What Services Do Long-Term Care Policies Usually Cover?
Discover what long-term care policies are designed to cover, helping you understand their scope and limitations for future needs.
Discover what long-term care policies are designed to cover, helping you understand their scope and limitations for future needs.
Long-term care policies provide financial support for individuals who require assistance with daily living due to age, illness, or injury. These policies are distinct from traditional health insurance, which primarily covers medical treatments and hospital stays. Instead, long-term care insurance focuses on the expenses associated with personal care and support services, whether for a short period of recovery or for an extended duration. This coverage helps protect personal assets from the potentially high costs of long-term care needs.
Long-term care policies cover services that help individuals maintain independence. A primary focus is assistance with Activities of Daily Living (ADLs), which are fundamental self-care tasks. These include bathing, dressing, eating, toileting, transferring (moving in and out of a bed or chair), and maintaining continence.
Policies also cover Instrumental Activities of Daily Living (IADLs), which are more complex tasks for independent living. Examples include meal preparation, medication management, light housework, managing finances, shopping, and using the telephone. While not always direct triggers for benefits, IADL assistance supports a person’s ability to live independently. Personal care services, such as supervision and hands-on assistance with ADLs, are covered.
Skilled nursing care, when for maintenance or rehabilitation rather than acute medical treatment, is a common benefit. This includes services like physical, occupational, and speech therapy. Some policies also include hospice care, focusing on comfort and support for individuals in the final stages of life, and respite care, which provides temporary relief for primary caregivers. Care coordination or case management services, which help arrange and oversee the delivery of care, are sometimes included.
Long-term care policies offer flexibility in where covered services are received. Home care services are covered, allowing policyholders to receive assistance at home. This can involve home health aides, personal care assistants, and sometimes skilled nurses or therapists who visit the home. This option supports individuals who wish to age in place or recover in a familiar environment.
Assisted living facilities (ALFs) are another common setting. These residential communities provide personal care, supervision, meals, and social activities for individuals who need some support but do not require the intensive medical care of a nursing home. They offer a balance between independent living and structured assistance. Policies often cover the personal care aspects of assisted living, though room and board charges may be subject to policy limitations.

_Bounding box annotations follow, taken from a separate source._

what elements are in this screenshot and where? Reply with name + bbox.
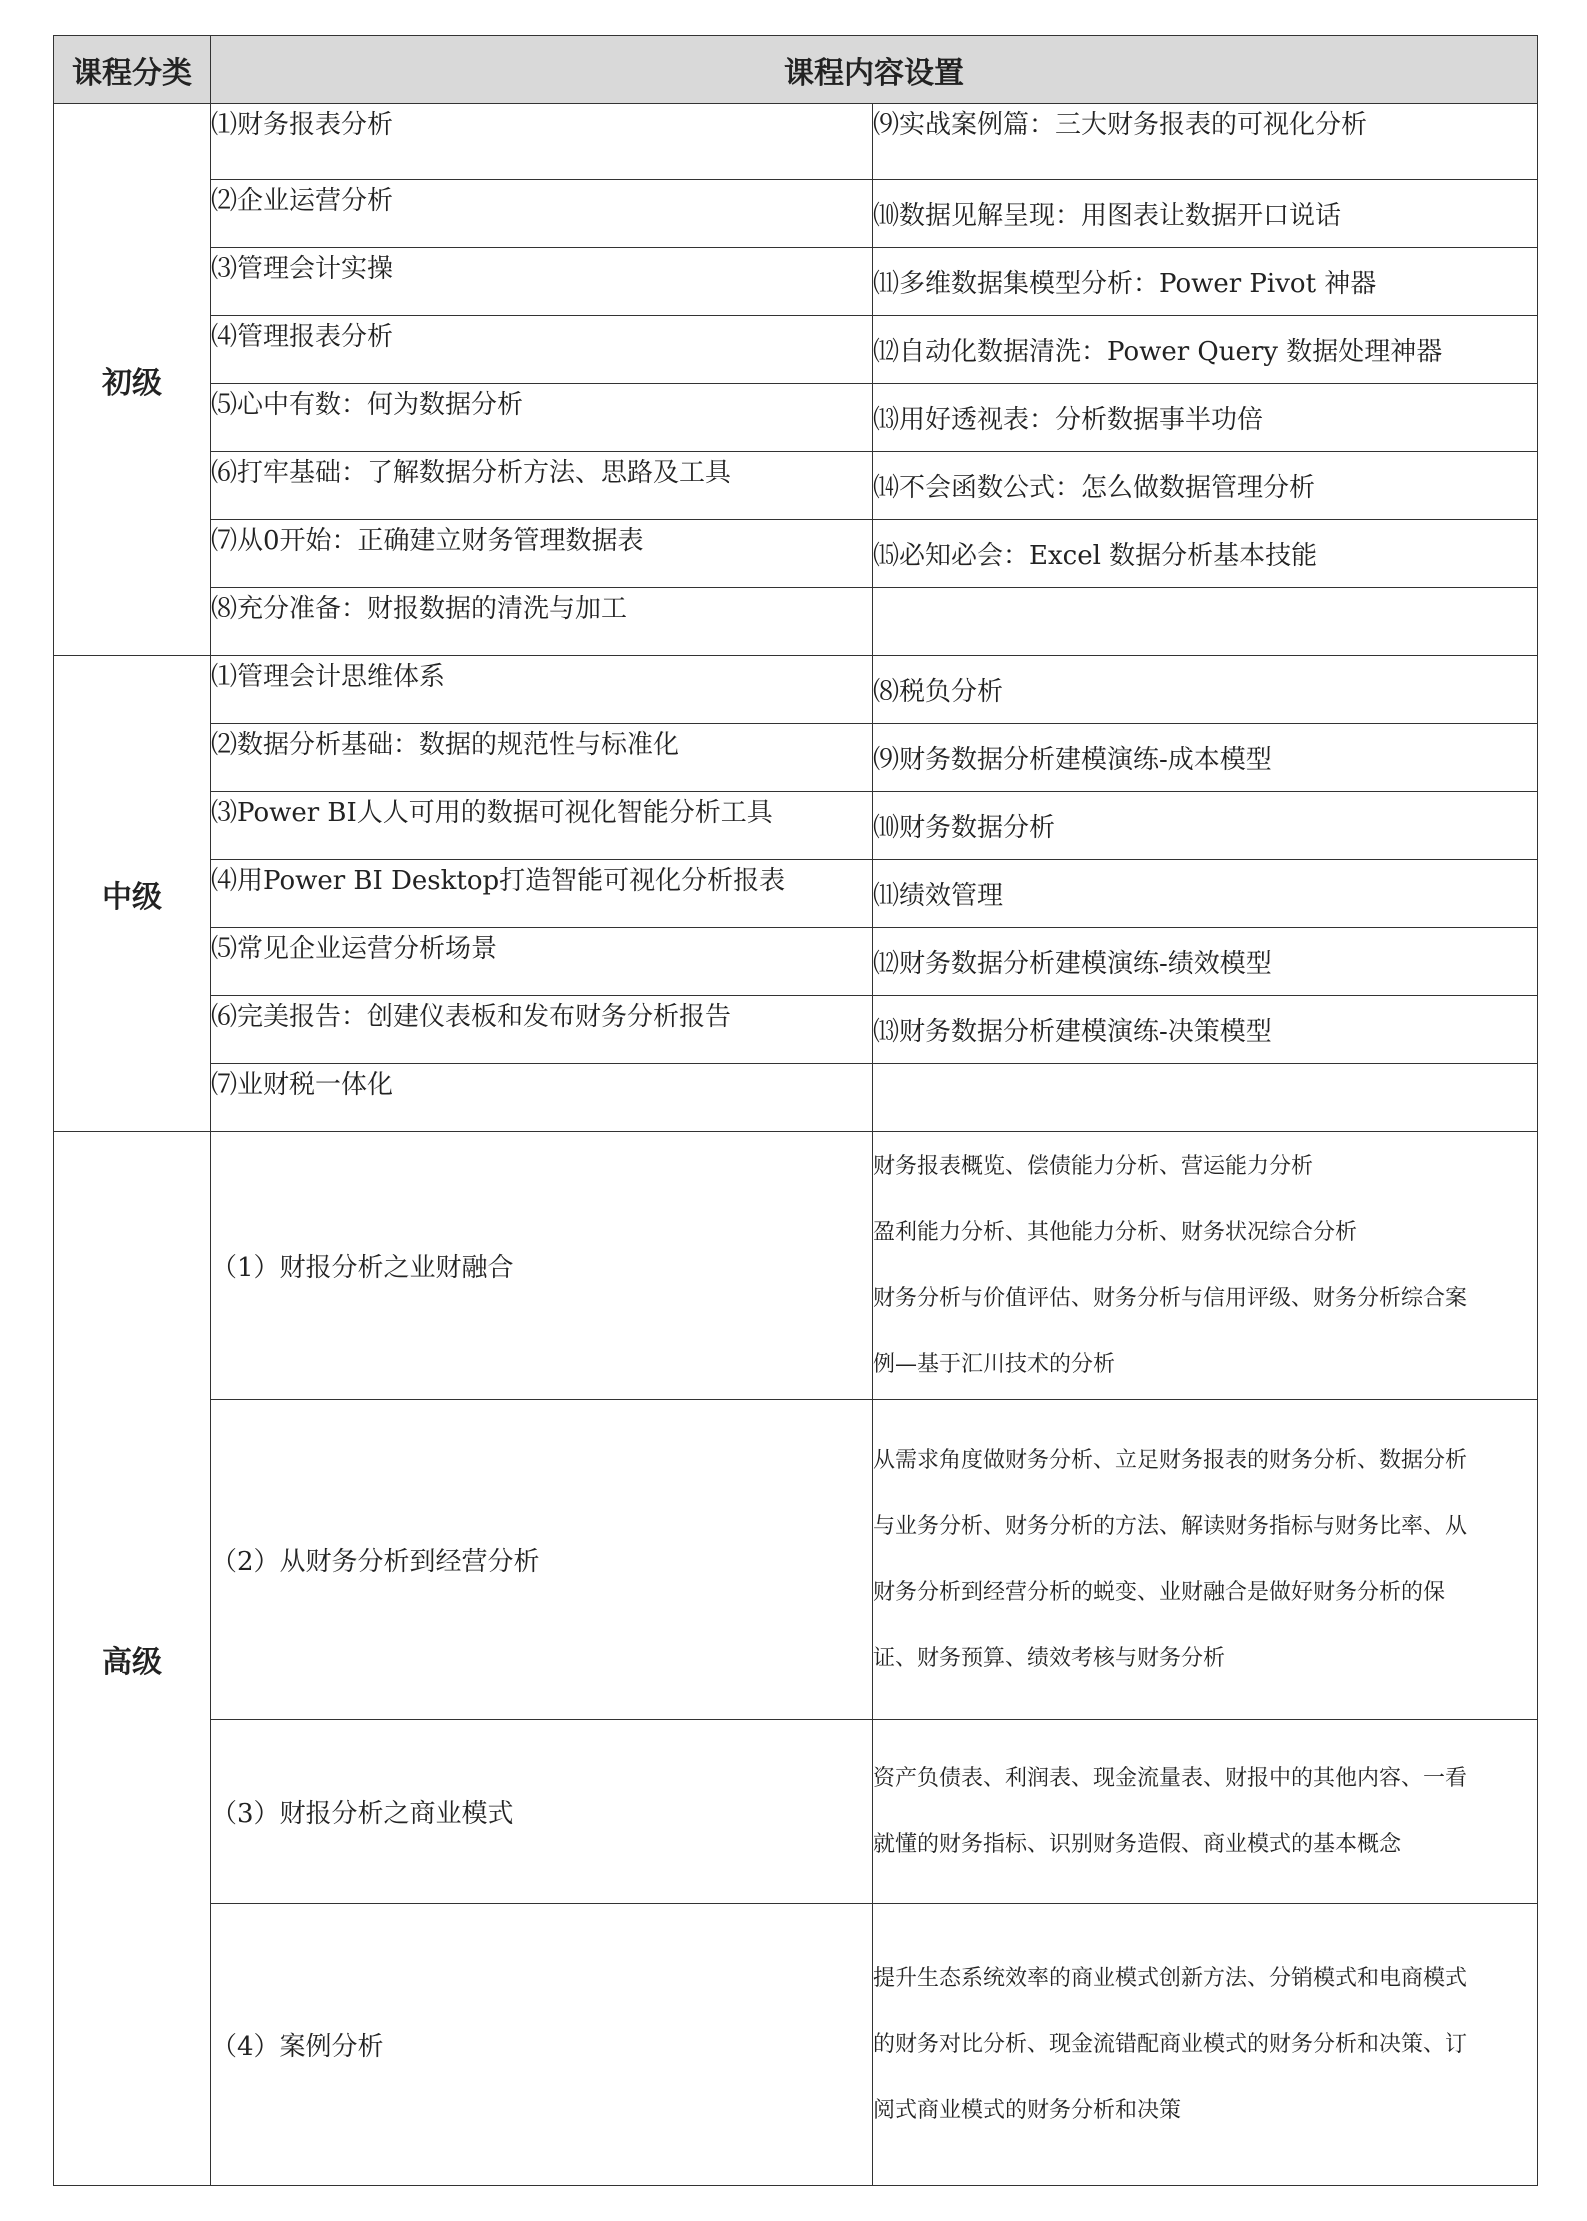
desc-line: 盈利能力分析、其他能力分析、财务状况综合分析 [873,1219,1358,1245]
beginner-row [54,520,1538,588]
beginner-row [54,384,1538,452]
beginner-row [54,180,1538,248]
beginner-item: ⑺从0开始：正确建立财务管理数据表 [211,520,873,588]
desc-line: 财务报表概览、偿债能力分析、营运能力分析 [873,1153,1314,1179]
intermediate-row [54,656,1538,724]
intermediate-row [54,860,1538,928]
advanced-row [54,1904,1538,2186]
advanced-item-name: （2）从财务分析到经营分析 [211,1400,873,1720]
beginner-item: ⑵企业运营分析 [211,180,873,248]
desc-line: 财务分析到经营分析的蜕变、业财融合是做好财务分析的保 [873,1579,1446,1605]
beginner-item: ⑷管理报表分析 [211,316,873,384]
beginner-row [54,248,1538,316]
intermediate-item: ⑶Power BI人人可用的数据可视化智能分析工具 [211,792,873,860]
header-row [54,36,1538,104]
desc-line: 提升生态系统效率的商业模式创新方法、分销模式和电商模式 [873,1965,1468,1991]
intermediate-row [54,1064,1538,1132]
level-advanced: 高级 [54,1132,211,2186]
beginner-item: ⑼实战案例篇：三大财务报表的可视化分析 [873,104,1538,180]
beginner-item: ⑶管理会计实操 [211,248,873,316]
level-beginner: 初级 [54,104,211,656]
intermediate-item: ⑹完美报告：创建仪表板和发布财务分析报告 [211,996,873,1064]
beginner-item: ⑿自动化数据清洗：Power Query 数据处理神器 [873,316,1538,384]
header-category: 课程分类 [54,36,211,104]
beginner-item: ⒂必知必会：Excel 数据分析基本技能 [873,520,1538,588]
beginner-item: ⑴财务报表分析 [211,104,873,180]
advanced-item-name: （1）财报分析之业财融合 [211,1132,873,1400]
intermediate-item: ⑾绩效管理 [873,860,1538,928]
beginner-item: ⑾多维数据集模型分析：Power Pivot 神器 [873,248,1538,316]
beginner-row [54,452,1538,520]
intermediate-item: ⑻税负分析 [873,656,1538,724]
beginner-item: ⑸心中有数：何为数据分析 [211,384,873,452]
intermediate-item: ⑼财务数据分析建模演练-成本模型 [873,724,1538,792]
advanced-item-desc [873,1132,1538,1400]
intermediate-item: ⑷用Power BI Desktop打造智能可视化分析报表 [211,860,873,928]
desc-line: 财务分析与价值评估、财务分析与信用评级、财务分析综合案 [873,1285,1468,1311]
desc-line: 资产负债表、利润表、现金流量表、财报中的其他内容、一看 [873,1765,1468,1791]
desc-line: 例—基于汇川技术的分析 [873,1351,1116,1377]
intermediate-item-empty [873,1064,1538,1132]
advanced-item-desc [873,1720,1538,1904]
intermediate-item: ⒀财务数据分析建模演练-决策模型 [873,996,1538,1064]
intermediate-item: ⑿财务数据分析建模演练-绩效模型 [873,928,1538,996]
beginner-item: ⑻充分准备：财报数据的清洗与加工 [211,588,873,656]
advanced-row [54,1720,1538,1904]
desc-line: 从需求角度做财务分析、立足财务报表的财务分析、数据分析 [873,1447,1468,1473]
intermediate-item: ⑴管理会计思维体系 [211,656,873,724]
advanced-item-name: （4）案例分析 [211,1904,873,2186]
intermediate-item: ⑵数据分析基础：数据的规范性与标准化 [211,724,873,792]
intermediate-item: ⑸常见企业运营分析场景 [211,928,873,996]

Nursing homes, also known as skilled nursing facilities, provide a higher level of medical care and supervision for those needing 24-hour skilled nursing or extensive rehabilitation. These facilities are designed for individuals with more significant health needs. Adult day care centers are also covered, offering supervised care, social activities, and sometimes therapy during daytime hours.
Some policies may extend coverage to other less common settings, such as hospice facilities for end-of-life care, or continuing care retirement communities (CCRCs) that integrate various levels of care. The specific settings covered can vary by policy, with some plans offering comprehensive coverage across multiple environments.
Long-term care policies require specific criteria before benefits begin. The most common trigger for benefit activation is the inability to perform a certain number of Activities of Daily Living (ADLs) without substantial assistance. Policies require the inability to perform two or more of the six standard ADLs: bathing, dressing, eating, toileting, transferring, and continence. A licensed healthcare practitioner certifies this inability after an assessment.
Cognitive impairment, such as that caused by Alzheimer’s disease or other forms of dementia, is a primary trigger for benefits. In these cases, benefits activate when supervision is required to protect the individual’s health and safety due to a severe decline in cognitive function. This ensures coverage for individuals whose primary need is supervision and guidance rather than direct physical assistance.
After meeting these eligibility criteria, policyholders encounter an “elimination period,” also known as a waiting period. This is a set number of days, often 30, 60, or 90 days, during which the policyholder must pay for care out-of-pocket before the policy starts to reimburse for services. The elimination period functions similarly to a deductible, but is measured in time. Policies pay benefits up to certain daily or lifetime limits once activated.
While long-term care policies offer coverage for personal care and support, certain services are excluded. Acute medical care, such as hospital stays for surgery, doctor visits for illness, or prescription medications, is not covered. These types of services fall under traditional health insurance plans or Medicare.
Policies also exclude care for self-inflicted injuries or conditions resulting from drug or alcohol abuse. These exclusions are standard across many insurance products. Mental health conditions that do not involve cognitive impairment, like depression or anxiety, are not covered unless they directly lead to a qualifying cognitive impairment. Most policies, however, cover cognitive impairments.
Care provided by immediate family members is not covered unless the family member is a licensed professional delivering services within the scope of their license. This exclusion prevents informal caregiving from being reimbursed. Experimental treatments or care received outside the United States are not covered, unless specifically outlined in the policy terms.